Second, should you use it? Well, this depends on your budget and goals. If you are not using Google AdWords, Facebook is great place to get low cost activity. However typically you will need to be a do it yourselfer for set up and management due to Facebook’s nature and location of the credit card for an account. I do like the ability to target by demographic and the click cost is typically much lower than AdWords.

Here’s the big caveat – if your potential customer is over 35 years old Facebook is the place. For a young set up customers Snapchat and Intagram are where your customers are spending their time. They may be feeding updates to Facebook, but are typically not on the Facebook platform.

Although we do not manage Facebook advertising for most customers, for a select set of VIP clients we do perform management services. My recommendations are based on what I see happening in real client accounts.

Yahoo Sponsored Search 1/2 Price Sale

That’s right if you have the right product, you can generate as many conversions as you can on Google AdWords but at nearly half the click cost! The big caveat is, is your product the right product for Yahoo Sponsored Search?

Not every Yahoo account will out perform a Google account, but here’s what I have found:

Beauty products will do better on Yahoo PPC  than Google AdWords.

Real estate will do better on Yahoo PPC than Google AdWords.

Some education programs and course offerings will do better on Yahoo than Google.

The biggest rule of thumb is if the product is personal in nature or needs a personal relationship to sell or provide it, then Yahoo will be better. If the product is more technical in nature then Google AdWords will beat Yahoo Sponsored Search hands down.

Sometimes you simply need to try Yahoo to see what will happen after you have a mature Google AdWords program. If you have success on Yahoo, you will most likely be successful on Microsoft adCenter. If you are not successful on Yahoo then don’t expand to adCenter in most cases you won’t do any better there. These are  just my personal observations from years of account management. Your best bet is always to start on Google AdWords first and then expand carefully from there.

AdWords Escalating Costs Force Advertisers to Yahoo

With the cost of Google AdWords for some markets and business escalating since the AdWords September 15th update, Yahoo is looking better all the time.

Here’s just one example of the many changes that we have seen happen this week since the September 15th AdWords update:

1. For bed bug extermination and bed bug related keywords in 2006 we paid around $1.25 per click, now to be competitive in the New York City market we are over $4.00 a click. Yahoo is still serving quality converting clicks for this account at about $1.65.

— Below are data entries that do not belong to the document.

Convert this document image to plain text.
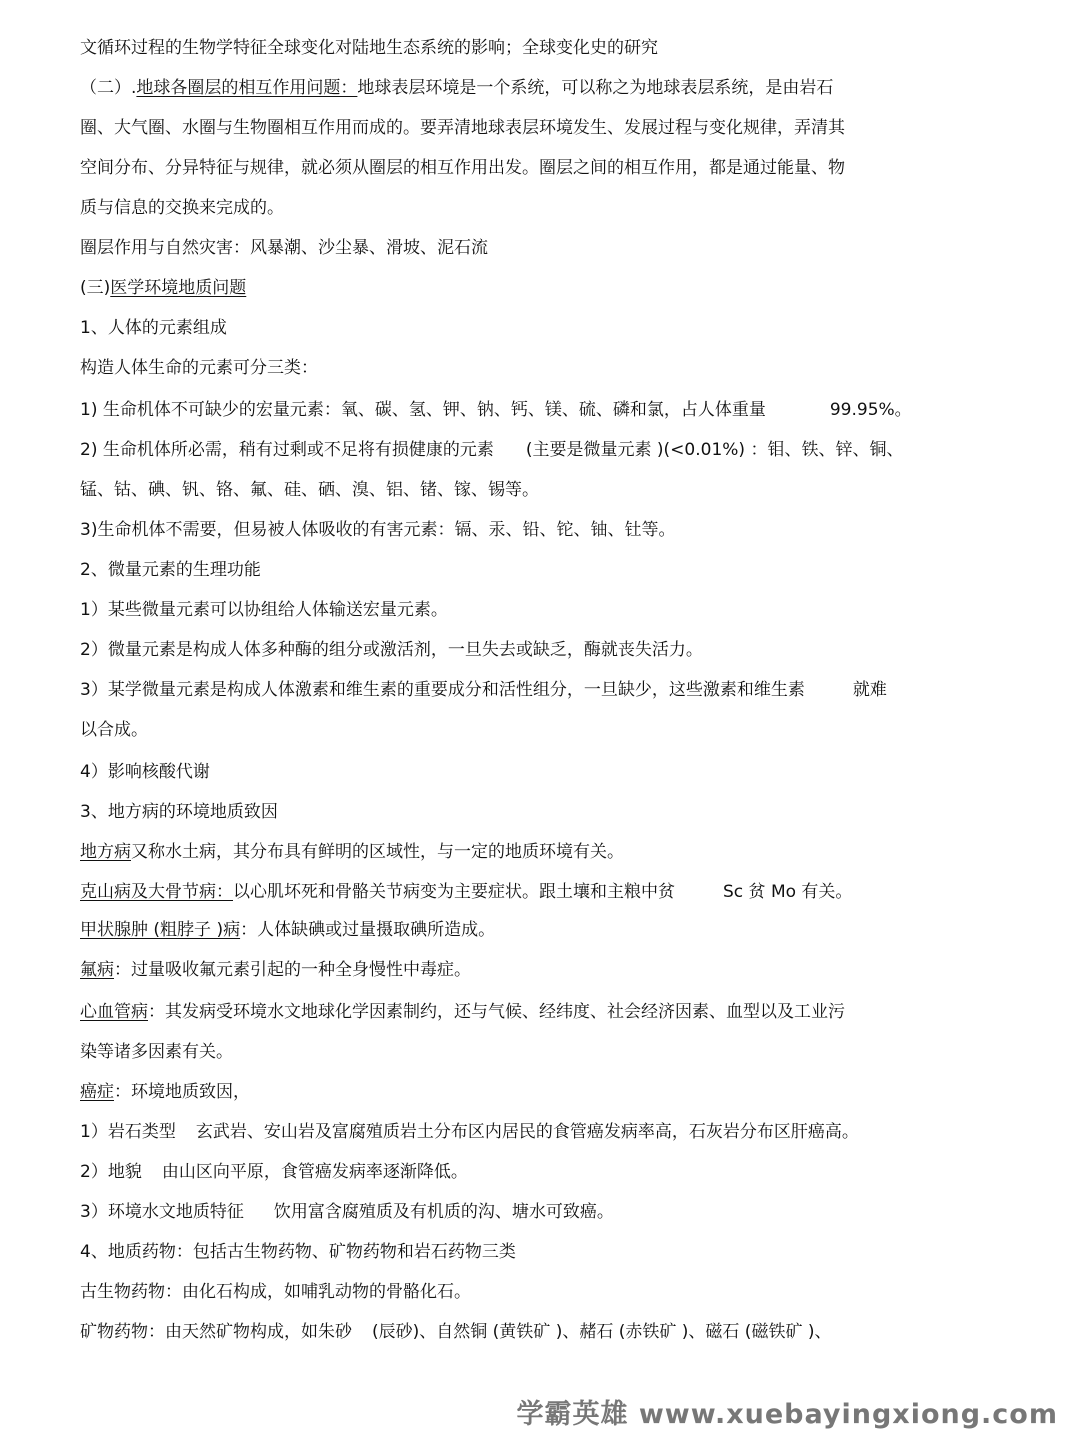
文循环过程的生物学特征全球变化对陆地生态系统的影响；全球变化史的研究
（二）.地球各圈层的相互作用问题：地球表层环境是一个系统，可以称之为地球表层系统，是由岩石
圈、大气圈、水圈与生物圈相互作用而成的。要弄清地球表层环境发生、发展过程与变化规律，弄清其
空间分布、分异特征与规律，就必须从圈层的相互作用出发。圈层之间的相互作用，都是通过能量、物
质与信息的交换来完成的。
圈层作用与自然灾害：风暴潮、沙尘暴、滑坡、泥石流
(三)医学环境地质问题
1、人体的元素组成
构造人体生命的元素可分三类：
1) 生命机体不可缺少的宏量元素：氧、碳、氢、钾、钠、钙、镁、硫、磷和氯，占人体重量	99.95%。
2) 生命机体所必需，稍有过剩或不足将有损健康的元素 (主要是微量元素 )(<0.01%) ：钼、铁、锌、铜、
锰、钴、碘、钒、铬、氟、硅、硒、溴、铝、锗、镓、锡等。
3)生命机体不需要，但易被人体吸收的有害元素：镉、汞、铅、铊、铀、钍等。
2、微量元素的生理功能
1）某些微量元素可以协组给人体输送宏量元素。
2）微量元素是构成人体多种酶的组分或激活剂，一旦失去或缺乏，酶就丧失活力。
3）某学微量元素是构成人体激素和维生素的重要成分和活性组分，一旦缺少，这些激素和维生素	就难
以合成。
4）影响核酸代谢
3、地方病的环境地质致因
地方病又称水土病，其分布具有鲜明的区域性，与一定的地质环境有关。
克山病及大骨节病：以心肌坏死和骨骼关节病变为主要症状。跟土壤和主粮中贫	Sc 贫 Mo 有关。
甲状腺肿 (粗脖子 )病：人体缺碘或过量摄取碘所造成。
氟病：过量吸收氟元素引起的一种全身慢性中毒症。
心血管病：其发病受环境水文地球化学因素制约，还与气候、经纬度、社会经济因素、血型以及工业污
染等诸多因素有关。
癌症：环境地质致因，
1）岩石类型 玄武岩、安山岩及富腐殖质岩土分布区内居民的食管癌发病率高，石灰岩分布区肝癌高。
2）地貌 由山区向平原，食管癌发病率逐渐降低。
3）环境水文地质特征 饮用富含腐殖质及有机质的沟、塘水可致癌。
4、地质药物：包括古生物药物、矿物药物和岩石药物三类
古生物药物：由化石构成，如哺乳动物的骨骼化石。
矿物药物：由天然矿物构成，如朱砂 (辰砂)、自然铜 (黄铁矿 )、赭石 (赤铁矿 )、磁石 (磁铁矿 )、
学霸英雄 www.xuebayingxiong.com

2. Here’s another example of the competition on AdWords since the update. For a dentist in the Washington DC metro area, Google states their account control panel that to appear in the firs page of search results they should now pay $57 per click for the phrase family dental care. Mind you, this is not to be in position one, but rather in position 11. What I don’t understand is that this same client has been getting clicks with Google showing the average ad position to be over 6 in the data and he is paying around $7 or so per click – so why the $57 note in the control panel?

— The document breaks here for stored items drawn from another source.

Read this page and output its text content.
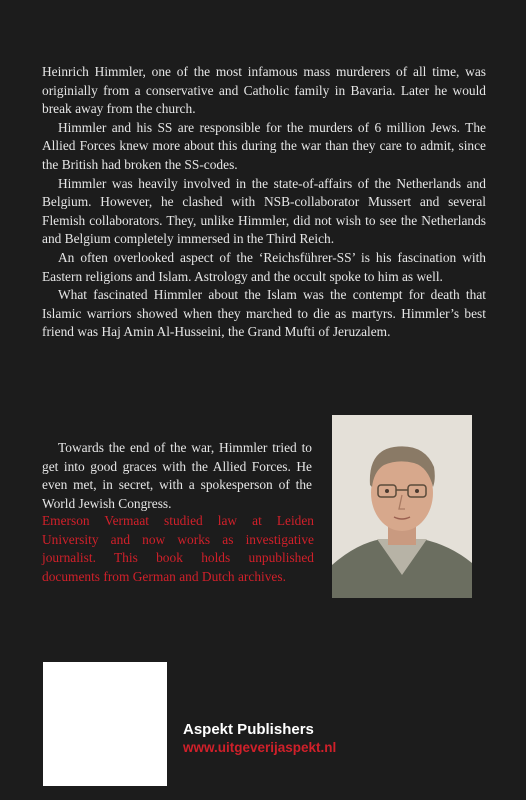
Heinrich Himmler, one of the most infamous mass murderers of all time, was originially from a conservative and Catholic family in Bavaria. Later he would break away from the church.

Himmler and his SS are responsible for the murders of 6 million Jews. The Allied Forces knew more about this during the war than they care to admit, since the British had broken the SS-codes.

Himmler was heavily involved in the state-of-affairs of the Netherlands and Belgium. However, he clashed with NSB-collaborator Mussert and several Flemish collaborators. They, unlike Himmler, did not wish to see the Netherlands and Belgium completely immersed in the Third Reich.

An often overlooked aspect of the ‘Reichsführer-SS’ is his fascination with Eastern religions and Islam. Astrology and the occult spoke to him as well.

What fascinated Himmler about the Islam was the contempt for death that Islamic warriors showed when they marched to die as martyrs. Himmler’s best friend was Haj Amin Al-Husseini, the Grand Mufti of Jeruzalem.

Towards the end of the war, Himmler tried to get into good graces with the Allied Forces. He even met, in secret, with a spokesperson of the World Jewish Congress.

Emerson Vermaat studied law at Leiden University and now works as investigative journalist. This book holds unpublished documents from German and Dutch archives.
Aspekt Publishers
www.uitgeverijaspekt.nl
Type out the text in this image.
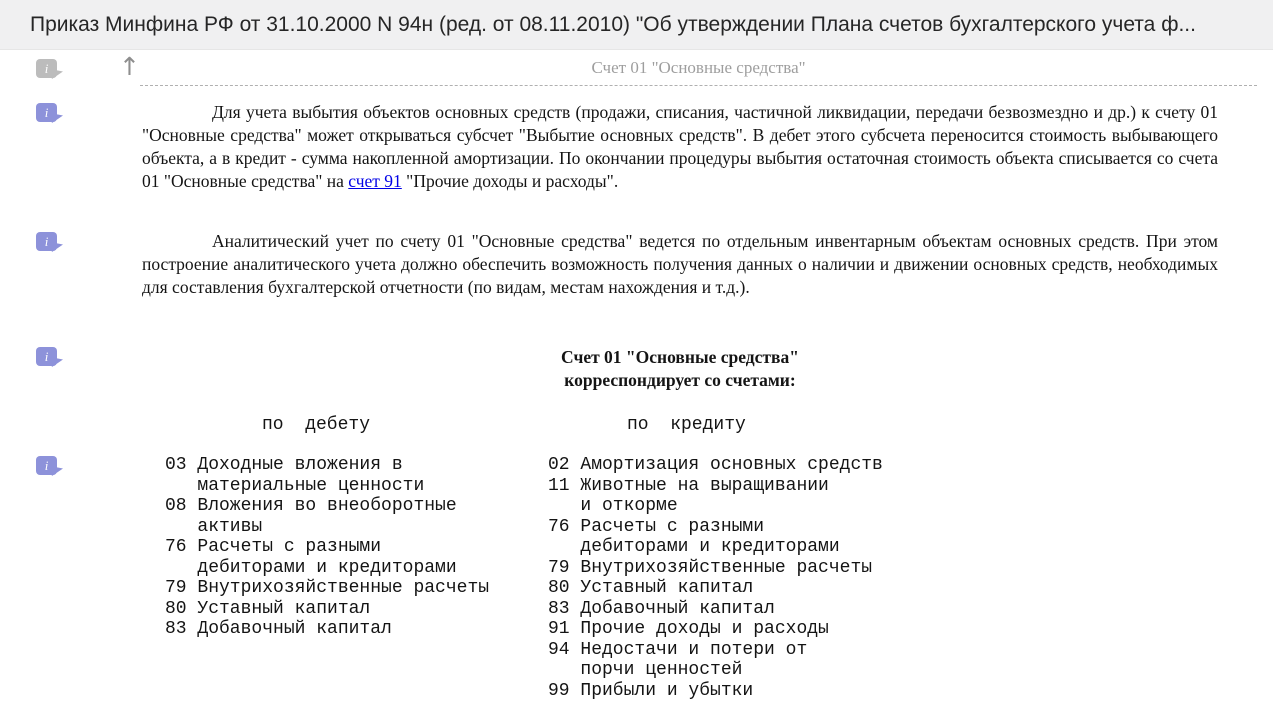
Приказ Минфина РФ от 31.10.2000 N 94н (ред. от 08.11.2010) "Об утверждении Плана счетов бухгалтерского учета ф...
i
i
i
i
i
↑	Счет 01 "Основные средства"

Для учета выбытия объектов основных средств (продажи, списания, частичной ликвидации, передачи безвозмездно и др.) к счету 01 "Основные средства" может открываться субсчет "Выбытие основных средств". В дебет этого субсчета переносится стоимость выбывающего объекта, а в кредит - сумма накопленной амортизации. По окончании процедуры выбытия остаточная стоимость объекта списывается со счета 01 "Основные средства" на счет 91 "Прочие доходы и расходы".

Аналитический учет по счету 01 "Основные средства" ведется по отдельным инвентарным объектам основных средств. При этом построение аналитического учета должно обеспечить возможность получения данных о наличии и движении основных средств, необходимых для составления бухгалтерской отчетности (по видам, местам нахождения и т.д.).

Счет 01 "Основные средства"
корреспондирует со счетами:
по  дебету	по  кредиту
03 Доходные вложения в
материальные ценности
08 Вложения во внеоборотные
активы
76 Расчеты с разными
дебиторами и кредиторами
79 Внутрихозяйственные расчеты
80 Уставный капитал
83 Добавочный капитал
02 Амортизация основных средств
11 Животные на выращивании
и откорме
76 Расчеты с разными
дебиторами и кредиторами
79 Внутрихозяйственные расчеты
80 Уставный капитал
83 Добавочный капитал
91 Прочие доходы и расходы
94 Недостачи и потери от
порчи ценностей
99 Прибыли и убытки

3. Some accounts that we manage are totally being hammered with the update. One client who typically gets 70 to 80 conversions from Google each month is down to 20 so far month to date and we upped his cost per click twice since September 15th! Yahoo has brought in 16 conversions for him so far this month and at a significantly lower cost.

Yahoo is looking better all the time. In fact if you are not seriously contemplating advertising in Yahoo and trimming back your advertising in Google AdWords while this shakedown is occurring, it may be a good time to give it very serious consideration. I think that Google may have gotten too greedy in this last change and will be chasing out advertisers with these new cost per click figures to retain their desired average ad position.